— Ну? Лучше б сказать все как было, Филимонов. — Нижников сделал вид, что разглядывает какую-то бумагу, даже лист перевернул. — Дело нехорошим пахнет, Филимонов, а так как это не по твоему репертуару, будем так определять пока положение дел, возникла мысль поговорить с тобой без всяких хитростей. Напрямую, как говорят. Так я еще раз формулирую свои вопрос: что за дела связывали вас и почему вы расстались не по-хорошему?
— Козел он… — буркнул Филимонов, — козел, и отец его козел, и все в родне его до десятого колена козлами были.

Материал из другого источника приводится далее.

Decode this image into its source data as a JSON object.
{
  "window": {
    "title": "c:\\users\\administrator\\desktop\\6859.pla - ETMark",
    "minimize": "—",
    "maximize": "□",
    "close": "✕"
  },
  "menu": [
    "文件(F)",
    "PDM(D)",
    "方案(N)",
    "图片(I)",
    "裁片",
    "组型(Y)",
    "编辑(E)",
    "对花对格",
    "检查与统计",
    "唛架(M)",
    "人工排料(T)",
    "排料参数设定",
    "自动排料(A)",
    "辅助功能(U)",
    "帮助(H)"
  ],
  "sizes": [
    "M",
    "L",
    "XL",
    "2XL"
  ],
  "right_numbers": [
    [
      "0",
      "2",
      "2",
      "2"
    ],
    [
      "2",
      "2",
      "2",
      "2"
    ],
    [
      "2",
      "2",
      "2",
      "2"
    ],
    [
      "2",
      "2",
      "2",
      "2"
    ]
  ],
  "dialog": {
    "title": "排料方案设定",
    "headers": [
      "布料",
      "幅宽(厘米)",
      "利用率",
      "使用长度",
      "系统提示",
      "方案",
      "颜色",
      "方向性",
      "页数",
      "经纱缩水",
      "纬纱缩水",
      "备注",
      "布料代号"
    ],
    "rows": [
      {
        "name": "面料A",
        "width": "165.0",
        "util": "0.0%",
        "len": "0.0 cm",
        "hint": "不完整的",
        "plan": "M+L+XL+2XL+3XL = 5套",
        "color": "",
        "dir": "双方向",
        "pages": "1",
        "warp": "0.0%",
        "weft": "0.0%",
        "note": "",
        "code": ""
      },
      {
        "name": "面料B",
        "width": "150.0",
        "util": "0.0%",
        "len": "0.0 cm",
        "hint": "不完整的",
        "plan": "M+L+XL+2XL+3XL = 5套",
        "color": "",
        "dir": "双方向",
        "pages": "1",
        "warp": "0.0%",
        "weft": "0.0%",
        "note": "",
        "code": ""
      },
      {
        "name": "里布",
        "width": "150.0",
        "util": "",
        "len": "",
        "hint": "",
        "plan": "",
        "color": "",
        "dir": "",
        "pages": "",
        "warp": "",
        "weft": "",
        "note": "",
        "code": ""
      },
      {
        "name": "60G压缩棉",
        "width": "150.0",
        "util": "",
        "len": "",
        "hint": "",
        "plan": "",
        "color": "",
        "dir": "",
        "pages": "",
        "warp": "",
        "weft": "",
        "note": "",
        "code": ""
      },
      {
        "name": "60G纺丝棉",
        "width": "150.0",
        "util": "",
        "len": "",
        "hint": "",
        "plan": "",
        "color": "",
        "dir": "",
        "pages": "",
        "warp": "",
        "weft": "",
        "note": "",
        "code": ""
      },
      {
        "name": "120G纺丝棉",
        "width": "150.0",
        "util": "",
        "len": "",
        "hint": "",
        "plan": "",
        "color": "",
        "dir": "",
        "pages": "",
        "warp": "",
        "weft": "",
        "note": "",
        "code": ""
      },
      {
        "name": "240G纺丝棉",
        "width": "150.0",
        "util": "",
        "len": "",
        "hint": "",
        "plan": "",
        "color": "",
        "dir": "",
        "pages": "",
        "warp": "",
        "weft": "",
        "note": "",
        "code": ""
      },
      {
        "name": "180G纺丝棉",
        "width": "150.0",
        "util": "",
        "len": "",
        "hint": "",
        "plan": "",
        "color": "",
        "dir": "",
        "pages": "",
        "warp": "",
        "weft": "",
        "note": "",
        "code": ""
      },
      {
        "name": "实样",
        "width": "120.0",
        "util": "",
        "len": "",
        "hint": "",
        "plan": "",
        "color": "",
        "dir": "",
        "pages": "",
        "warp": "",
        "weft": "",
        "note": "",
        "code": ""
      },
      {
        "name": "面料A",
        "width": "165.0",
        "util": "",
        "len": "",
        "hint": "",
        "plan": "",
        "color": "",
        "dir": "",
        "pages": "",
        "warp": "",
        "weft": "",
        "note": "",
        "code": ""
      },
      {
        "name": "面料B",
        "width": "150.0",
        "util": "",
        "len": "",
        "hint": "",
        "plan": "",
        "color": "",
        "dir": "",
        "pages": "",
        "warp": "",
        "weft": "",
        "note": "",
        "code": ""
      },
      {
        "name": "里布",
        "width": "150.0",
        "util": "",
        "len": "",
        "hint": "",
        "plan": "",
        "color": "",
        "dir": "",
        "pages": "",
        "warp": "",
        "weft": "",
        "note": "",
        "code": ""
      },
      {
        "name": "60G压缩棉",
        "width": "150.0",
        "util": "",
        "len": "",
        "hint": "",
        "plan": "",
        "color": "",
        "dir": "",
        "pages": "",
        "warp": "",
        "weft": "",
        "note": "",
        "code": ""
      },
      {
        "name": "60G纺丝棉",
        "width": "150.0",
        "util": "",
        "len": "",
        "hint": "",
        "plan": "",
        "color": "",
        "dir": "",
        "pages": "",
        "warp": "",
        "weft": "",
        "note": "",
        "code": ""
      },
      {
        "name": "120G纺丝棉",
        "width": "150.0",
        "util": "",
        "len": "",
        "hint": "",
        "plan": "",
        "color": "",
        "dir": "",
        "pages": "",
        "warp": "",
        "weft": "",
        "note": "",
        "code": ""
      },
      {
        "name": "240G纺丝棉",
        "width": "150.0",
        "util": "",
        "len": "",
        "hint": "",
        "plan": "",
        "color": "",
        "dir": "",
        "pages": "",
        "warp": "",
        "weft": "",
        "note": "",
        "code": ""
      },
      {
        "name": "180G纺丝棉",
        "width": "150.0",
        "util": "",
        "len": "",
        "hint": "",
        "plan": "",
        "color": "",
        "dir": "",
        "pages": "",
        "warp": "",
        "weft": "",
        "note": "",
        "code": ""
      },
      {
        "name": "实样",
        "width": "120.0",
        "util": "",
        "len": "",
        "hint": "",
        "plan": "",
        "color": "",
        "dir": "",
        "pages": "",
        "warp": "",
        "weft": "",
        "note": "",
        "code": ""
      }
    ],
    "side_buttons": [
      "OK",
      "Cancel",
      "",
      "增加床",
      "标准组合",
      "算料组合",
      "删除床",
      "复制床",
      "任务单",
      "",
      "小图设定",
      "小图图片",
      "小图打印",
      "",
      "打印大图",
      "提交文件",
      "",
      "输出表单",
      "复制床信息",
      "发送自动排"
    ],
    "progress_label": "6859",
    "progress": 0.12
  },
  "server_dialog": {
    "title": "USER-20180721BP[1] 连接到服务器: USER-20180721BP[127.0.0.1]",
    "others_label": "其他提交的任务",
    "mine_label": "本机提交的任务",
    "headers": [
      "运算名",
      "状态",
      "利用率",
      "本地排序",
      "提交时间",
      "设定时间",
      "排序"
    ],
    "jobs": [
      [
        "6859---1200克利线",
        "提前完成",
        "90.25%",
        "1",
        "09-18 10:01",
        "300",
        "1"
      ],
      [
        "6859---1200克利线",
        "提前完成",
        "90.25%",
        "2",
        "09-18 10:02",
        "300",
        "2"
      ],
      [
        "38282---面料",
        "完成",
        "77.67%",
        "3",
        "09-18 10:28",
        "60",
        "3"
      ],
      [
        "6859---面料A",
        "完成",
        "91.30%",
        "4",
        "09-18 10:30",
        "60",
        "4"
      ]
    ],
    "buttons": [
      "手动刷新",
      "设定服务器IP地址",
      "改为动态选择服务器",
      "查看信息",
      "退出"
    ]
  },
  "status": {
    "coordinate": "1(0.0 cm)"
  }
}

— Понятно, — Нижников вновь заглянул в бумагу, которая лежала перед ним. — Вот что, Филимонов, а нельзя ли быть поконкретнее? Как вы познакомились?
— А никак. Пришел он ко мне.
— Домой?
— На работу.
— Так. Пришел он к вам, и что за дело у него было?
Тут Филимонов замолчал надолго. Эдька сидел сбоку и видел, как напряженно гнал он свою мысль, подстегивал, пытался анализировать, сбивался и встревоженно поглядывал на прокурора. Нижников не торопился, вопроса не повторял, только записывал что-то свое, иногда поднимал глаза, тогда Филимонов начинал ворочаться на стуле, вздыхать, искать что-то взглядом на потолке.
— Вот что, Филимонов, у меня со временем не так уж густо, — сказал прокурор, — ты уж соображай быстрее.
— А покурить можно? Выйти чтоб… Я в коридоре посмолю.
Нижников глянул на Эдьку. Тот кивнул.
— Ну что ж, иди, понимаешь, отравись никотином, — сказал Антон Матвеевич и встал из-за стола. — Минут десяти тебе на сигарету сполна хватит. Вот в половине одиннадцатого и заходи, Филимонов.
Когда они остались одни, Нижников сказал:
— Сейчас начнет мараковать насчет того, что ему лично угрожает в этой истории. Если замкнется — плохо.
— А что ему лично может угрожать? Самое большее, что он сделал — это возил Корнева — раз, помогал ему грузить — два, да и то сомневаюсь, что в погрузке он участвовал. На это дело Корнев кого попало не возьмет, а уж если взял бы, так за молчание потом не пожалел бы многого.
— Может, и так.
— В общем, Филимонов, самое большее, может дать нам повод для углубленного допроса Корнева: зачем он пользовался «левой» машиной, а не нанимал грузовик официально? Почему не признавался об этой поездке раньше? Как сопоставить его визит с последующим разграблением вагона? Вот и все.
— Может, и все, только волнуется что-то он.
— Значит, есть смысл допустить, что в погрузке он участвовал?
— Не знаю. Я тут сейчас, понимаешь, про другое думаю.
— Про что?
— Как кресла ломались? Это что ж, в контейнере их били? Нет, такого не может случиться. Значит, вынимали из контейнера, били, потом опять складывали? А?
— Так-так, погоди, Антон Матвеевич. Мебель была в больших деревянных ящиках…
— Я ж тебе говорю, в контейнерах.
— Нет, погоди. В деревянных ящиках. По десять кресел в каждом. Было разбито шесть ящиков в одном вагоне и четыре в другом. Так?
— Ну?
— Действительно, чтобы разбить их, эти самые кресла, их нужно было вытаскивать, а потом опять складывать. Ну и умница же вы, Антон Матвеевич… Я б не додумался.
— Вот-вот, а туда же еще? Сыщик.
— Тут не одним человеком обойдешься. Тут ясно — группа работала.
— А может, и одного хватило.
— Как так?
— Погоди, что нам сейчас твой Филимонов выкатит?
— Что-то он долговато курит. Не удрал?
— А какой ему смысл? Зачем ему неприятности?
Филимонов зашел в кабинет твердой решительной походкой, сел на стул перед Нижниковым, смахнул назад длинные сальные волосы, сбившиеся на щеки.
— Я, просто чтоб ясно было, товарищи прокуроры, надумал все как есть рассказать, потому как мне нету охоты за того самого козла баранки вертеть. Могу сам… а если желаете, то по вопросам могу. Но самое главное, работаю хорошо, драться боле не хочу и, даже коли какой прискипается, ей-богу не бью. Словами все, хоть характер у меня вспыльчивый и в детстве за поведение «тройку» имел. Так училка и ставила, хоть и не всегда я баловался. А решил я про все признаться, потому что моей личной вины нету, и даже когда залез туда, так я того козла предупредил, что пломбу нехай сам срывает.
Нижников быстро глянул на Эдьку, тот уже начал писать протокол.
— Стоп, Филимонов, давай по порядку. Как я тебя понял, речь идет о тех двух вагонах, которые на Бирюче стояли?